Color drains from Ana’s face. She stares at her feet. “Yes, of course. Señor Van Dorn. My apologies.”
“Ana, I’m joking. You call Nick by his first name. I want you to call me by mine.”
She stares at his boots, unable to meet his eyes.
The hotel, in some ways, is a place of freedom, because it needs to keep up appearances to bring in tourists and stuff, but this moment here, amongst others, clearly shows that any apparent freedom within those walls is hollow. Through a combination of Ana’s own experiences and also the general environment of silence and maintenance of power structures, this joke Dan makes is fully taken as a reprimand, as a kind of threat. It more clearly illustrates what that constant presence of control does, how it can turn what might seem as idle chatter into something bigger and frightening.
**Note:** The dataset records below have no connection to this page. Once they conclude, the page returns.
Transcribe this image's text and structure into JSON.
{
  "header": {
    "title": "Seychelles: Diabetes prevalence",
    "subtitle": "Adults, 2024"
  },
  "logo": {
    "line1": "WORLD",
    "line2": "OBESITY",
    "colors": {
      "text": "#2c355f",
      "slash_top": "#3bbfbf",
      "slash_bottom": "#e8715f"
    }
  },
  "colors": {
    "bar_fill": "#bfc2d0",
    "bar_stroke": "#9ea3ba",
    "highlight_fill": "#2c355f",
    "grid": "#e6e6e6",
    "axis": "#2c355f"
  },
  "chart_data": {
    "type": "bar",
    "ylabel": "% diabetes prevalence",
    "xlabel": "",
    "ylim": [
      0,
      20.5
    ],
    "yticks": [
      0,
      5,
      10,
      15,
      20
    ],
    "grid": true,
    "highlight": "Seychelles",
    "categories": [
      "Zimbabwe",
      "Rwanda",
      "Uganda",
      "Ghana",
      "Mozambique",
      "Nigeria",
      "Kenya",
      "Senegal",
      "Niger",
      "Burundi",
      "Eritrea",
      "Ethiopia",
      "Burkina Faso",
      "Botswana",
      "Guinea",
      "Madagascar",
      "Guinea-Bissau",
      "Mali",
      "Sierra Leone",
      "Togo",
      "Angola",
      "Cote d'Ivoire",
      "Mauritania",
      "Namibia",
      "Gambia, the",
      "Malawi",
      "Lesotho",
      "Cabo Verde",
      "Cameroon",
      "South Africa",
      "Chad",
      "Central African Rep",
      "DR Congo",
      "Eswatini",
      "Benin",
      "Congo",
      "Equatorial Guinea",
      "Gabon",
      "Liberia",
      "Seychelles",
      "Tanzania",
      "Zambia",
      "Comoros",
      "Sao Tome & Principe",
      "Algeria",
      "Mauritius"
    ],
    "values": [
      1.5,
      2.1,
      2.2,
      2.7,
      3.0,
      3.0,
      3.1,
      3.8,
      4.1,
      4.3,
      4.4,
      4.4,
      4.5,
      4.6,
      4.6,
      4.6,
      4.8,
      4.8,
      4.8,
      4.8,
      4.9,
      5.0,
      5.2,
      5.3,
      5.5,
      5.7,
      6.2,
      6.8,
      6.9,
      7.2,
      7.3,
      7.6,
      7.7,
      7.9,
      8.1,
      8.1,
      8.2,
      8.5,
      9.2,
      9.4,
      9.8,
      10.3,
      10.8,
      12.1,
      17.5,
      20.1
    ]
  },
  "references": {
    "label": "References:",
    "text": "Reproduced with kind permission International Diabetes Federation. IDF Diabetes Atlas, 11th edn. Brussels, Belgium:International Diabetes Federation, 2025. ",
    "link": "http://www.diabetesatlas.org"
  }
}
It also illustrates how little Dan seems to be picking up on, or at all knows, about the state of Spain, about the position he currently inhabits. History isn’t devoid of feeling, but some ways that it is taught can make those feelings abstract, or hard to fully connect with. But historical fiction has the ability to clarify, to add in the extra layer to bridge the boundary between understanding and feeling. And that’s what I think this moment does, in part. Like, it goes from “right, dictatorship” to “oh, right, there’s no room for japes because any little misstep could spell a terrible fate.”